Zeytin üreticisi emeğinin karşılığını alamıyor.
Aile ziraati yapmasa, tümü zeytinliklerini kökünden söker.
Piyasanın en büyük stokçusu Marmarabirlik’te uzun yıllar süren talan dönemi sona erdiğinde alımlarda da piyasa kuralları uygulanmaya başlayınca zeytin üreticisinin durumu daha da kötüleşti.Marmarabirlik satamadığı 400-450 taneli zeytini yağlık olarak almaya başladı.
Üreticinin beklediği baş fiyatı vermedi.
Ödemeleri de Ağustos ayına kadar yayınca, ortakları zor duruma düştü.
İşin bir de tüccar yönü var.
Köylüden zeytin alan tüccar 3-4 aylık çek veriyor.
Ama duyumlarımıza göre, bu ödemelerin çoğu zamanında yapılmayınca köylü yine dara düşüyor.
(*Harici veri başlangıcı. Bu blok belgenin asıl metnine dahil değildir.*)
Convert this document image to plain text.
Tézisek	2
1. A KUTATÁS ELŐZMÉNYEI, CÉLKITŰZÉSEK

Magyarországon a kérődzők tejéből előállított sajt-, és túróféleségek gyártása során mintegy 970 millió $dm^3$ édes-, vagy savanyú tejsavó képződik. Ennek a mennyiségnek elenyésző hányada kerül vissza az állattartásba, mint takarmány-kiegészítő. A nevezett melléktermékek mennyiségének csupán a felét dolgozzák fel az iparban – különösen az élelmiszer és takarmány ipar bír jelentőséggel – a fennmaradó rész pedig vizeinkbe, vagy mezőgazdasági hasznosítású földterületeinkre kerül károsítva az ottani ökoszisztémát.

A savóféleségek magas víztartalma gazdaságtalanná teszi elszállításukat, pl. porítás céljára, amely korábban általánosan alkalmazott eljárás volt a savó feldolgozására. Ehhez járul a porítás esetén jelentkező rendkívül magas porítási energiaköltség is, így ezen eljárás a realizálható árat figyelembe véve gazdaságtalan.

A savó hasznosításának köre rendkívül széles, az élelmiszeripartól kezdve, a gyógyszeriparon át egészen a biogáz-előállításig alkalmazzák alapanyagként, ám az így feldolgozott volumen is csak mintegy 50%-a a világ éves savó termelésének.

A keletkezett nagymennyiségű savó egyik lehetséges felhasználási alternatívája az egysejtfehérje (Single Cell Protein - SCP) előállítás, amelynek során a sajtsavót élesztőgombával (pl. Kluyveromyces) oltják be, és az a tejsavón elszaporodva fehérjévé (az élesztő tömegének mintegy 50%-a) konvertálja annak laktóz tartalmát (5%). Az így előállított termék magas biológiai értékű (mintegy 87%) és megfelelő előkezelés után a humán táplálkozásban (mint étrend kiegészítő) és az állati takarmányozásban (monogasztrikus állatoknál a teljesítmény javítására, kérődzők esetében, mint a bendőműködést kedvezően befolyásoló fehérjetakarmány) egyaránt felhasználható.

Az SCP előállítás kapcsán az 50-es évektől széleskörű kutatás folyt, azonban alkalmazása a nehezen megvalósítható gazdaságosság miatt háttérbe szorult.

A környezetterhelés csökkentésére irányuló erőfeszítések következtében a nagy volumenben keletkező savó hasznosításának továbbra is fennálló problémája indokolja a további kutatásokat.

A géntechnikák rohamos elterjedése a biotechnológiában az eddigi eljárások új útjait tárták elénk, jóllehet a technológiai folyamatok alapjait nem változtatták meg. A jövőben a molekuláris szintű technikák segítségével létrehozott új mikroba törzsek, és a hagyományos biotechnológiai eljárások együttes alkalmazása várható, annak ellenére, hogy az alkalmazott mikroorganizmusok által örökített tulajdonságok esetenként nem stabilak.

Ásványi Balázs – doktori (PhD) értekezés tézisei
Geçtiğimiz gün Zeytin Hali’nde biraraya geldiğimiz gıda sektörünü denetleyen bir kamu görevlisi, piyasaların bozukluğundan zeytin tüccarının çok zorda olduğunu, bu duruma kaç aya dayanacağını bilemediğini söyledi.
Demek, zeytin üreticisinin sıkıntısının büyük olduğu kadar zeytini pazarlayan tüccar da sıkıntıda.
Tüccarın sıkıntısı doğrudan zeytin üreticisine yansır.
Altta kalan yine köylü olur.
Son yıllarda Ticaret Borsası’nın çıkışlarının nedeni budur.
Zeytin tüccarı giderek batıyor.
Durumunu kurtarmaya çalışıyor.
Gemlik zeytininin kalitesinin yüksek olmasına karşın, hakettiği değeri bulamıyor.
Piyasada Gemlik adını her isteyen kullanabiliyor.
Bunun önünün alınması gerekir.
İşin bu yönü bence de doğru.
Ancak, unutulmasın, Gemlik piyasasına Aydın ve Akhisar tipi zeytini sofralık diye sokan Gemlikli zeytin tüccarları oldu.
Bir zamanlar bu yolla büyük paralar kazandılar.
Bunlar unutuluyor.
Aydınlı ve Akhisarlı zeytin üreticilerinin gözünü, Gemlikli köylü değil, tüccar açtı.
Eskiden Akhisar’dan, Aydın’dan kamyonlar dolusu dökme zeytin alınır, Gemlik’te havuzlara atılıp bekletildikten sonra satanlar bizim tücarlarımızdı.
Bugün o yöre üreticisi kendi bölgesinde havuz yapıp, yağlık zeytinlerini veya yeşil olarak yenmesi gereken zeytinleri sofralık zeytin olarak piyasaya sürüyor.
Hem de bizim zeytinimizden çok ucuza..
Demek Gemlikli tüccar kendine bir rakip yarattı.
Bu madalyonun bir yüzü.
Diğer yüzünde olan ise Gemlik tipi fidancılığın yine bu bölgeden Anadolu’ya yayıldığı gerçeğidir.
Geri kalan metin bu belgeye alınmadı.